Surely ‘the great Easter egg shortage’ was the classic case of reap what you sow both for manufacturers and multiple grocers, and arguably to a lesser extent for consumers too.

There was a time when the place to buy Easter eggs was the local specialist sweet shop, and people accepted that for the purchase of a gift, price was not the most important factor.

This category was one of the early targets for the multiples as an area to make their own and to drive footfall, and price was the tool to achieve this.

Suppliers were complicit in this targeting, seeing large orders and displays as enhancing their brands rather than devaluing them as was actually the case.

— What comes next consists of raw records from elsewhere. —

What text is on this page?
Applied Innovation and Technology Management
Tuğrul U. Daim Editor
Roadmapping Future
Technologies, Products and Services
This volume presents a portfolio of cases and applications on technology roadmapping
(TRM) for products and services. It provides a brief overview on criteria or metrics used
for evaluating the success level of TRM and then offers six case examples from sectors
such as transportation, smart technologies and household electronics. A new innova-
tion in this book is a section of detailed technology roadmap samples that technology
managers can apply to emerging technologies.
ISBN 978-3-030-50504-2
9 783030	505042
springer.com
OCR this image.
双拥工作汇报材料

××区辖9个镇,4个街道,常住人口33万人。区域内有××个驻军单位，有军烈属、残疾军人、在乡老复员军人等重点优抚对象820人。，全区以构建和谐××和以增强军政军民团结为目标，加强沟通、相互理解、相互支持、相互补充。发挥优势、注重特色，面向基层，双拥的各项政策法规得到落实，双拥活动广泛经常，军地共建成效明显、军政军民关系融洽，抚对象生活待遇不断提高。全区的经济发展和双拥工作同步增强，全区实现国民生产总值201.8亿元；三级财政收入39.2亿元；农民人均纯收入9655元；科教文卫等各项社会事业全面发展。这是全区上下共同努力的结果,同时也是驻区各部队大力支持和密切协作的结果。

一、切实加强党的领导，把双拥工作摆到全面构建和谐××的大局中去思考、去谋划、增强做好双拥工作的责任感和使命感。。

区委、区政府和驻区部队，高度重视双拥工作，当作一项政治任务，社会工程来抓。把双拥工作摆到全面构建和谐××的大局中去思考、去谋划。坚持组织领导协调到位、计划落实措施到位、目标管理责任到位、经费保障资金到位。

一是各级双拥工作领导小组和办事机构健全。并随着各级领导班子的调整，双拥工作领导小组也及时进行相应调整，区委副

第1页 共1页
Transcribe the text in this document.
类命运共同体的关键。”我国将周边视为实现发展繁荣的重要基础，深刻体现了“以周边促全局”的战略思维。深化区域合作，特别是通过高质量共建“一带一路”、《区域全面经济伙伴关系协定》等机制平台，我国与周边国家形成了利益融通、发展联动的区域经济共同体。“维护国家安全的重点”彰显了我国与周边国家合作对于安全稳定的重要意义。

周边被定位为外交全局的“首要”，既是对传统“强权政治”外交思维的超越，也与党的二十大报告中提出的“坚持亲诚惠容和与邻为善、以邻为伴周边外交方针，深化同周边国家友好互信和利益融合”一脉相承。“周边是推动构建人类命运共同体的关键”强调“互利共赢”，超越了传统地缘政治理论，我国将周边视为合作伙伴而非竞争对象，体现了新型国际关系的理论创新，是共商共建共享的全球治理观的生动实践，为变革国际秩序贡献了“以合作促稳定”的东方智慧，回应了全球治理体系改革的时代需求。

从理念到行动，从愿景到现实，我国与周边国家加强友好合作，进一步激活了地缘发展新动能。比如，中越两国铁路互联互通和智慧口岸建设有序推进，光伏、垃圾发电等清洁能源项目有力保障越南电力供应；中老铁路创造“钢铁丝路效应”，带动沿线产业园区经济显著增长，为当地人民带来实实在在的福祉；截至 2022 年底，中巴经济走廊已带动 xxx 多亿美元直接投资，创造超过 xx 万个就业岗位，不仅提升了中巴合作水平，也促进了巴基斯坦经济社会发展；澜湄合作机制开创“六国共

The race to the bottom created many costs, including huge volumes of eggs discounted through specialist jobbers, as forecasts failed to materialise. Traditionally, these sales took place after Easter, but in recent years, they have increasingly been happening before Good Friday as panic set in.

“There is irony in listening to mults’ bemoan a lack of profitability”

Independents tried for years to retain some sales in this increasingly dysfunctional market but ultimately most concluded that they could not do so. The pricing adopted by supermarkets became ever more aggressive, moving from initially selling at prices close to independents’ cost to multibuys, bogofs and even buy one get two free.

The equivalent pricing of these deals was massively below the cost price to the wholesale sector, however big an order was placed.

Indeed, this specialist area became one of the most visible examples of abuse of buyer power by the multiples for short-term gain, and the inevitable consequence was the exit from selling Easter eggs by independents.

The fiasco of this year’s market should surely act as a warning to all suppliers of being hypnotised by the promises of riches for supporting ever deeper promotional activity in any category, and (with apologies for the pun) of putting all your eggs in one basket.

For the independent sector, there is also a delicious irony in listening to the multiples bemoaning a lack of profitability in the category - a problem entirely of their own creation - while frantically gearing up the PR department to deny that any problem actually occurred.

Do I have any solutions? A starting point might be accepting that Easter is genuinely an opportunity for sales of a product because it meets consumer needs rather than because it is cheapest on display. A level playing field on price, and added value activity for independents (indeed any genuine sustained attempt to reintroduce consumers to buying gift confectionery locally) would be welcome.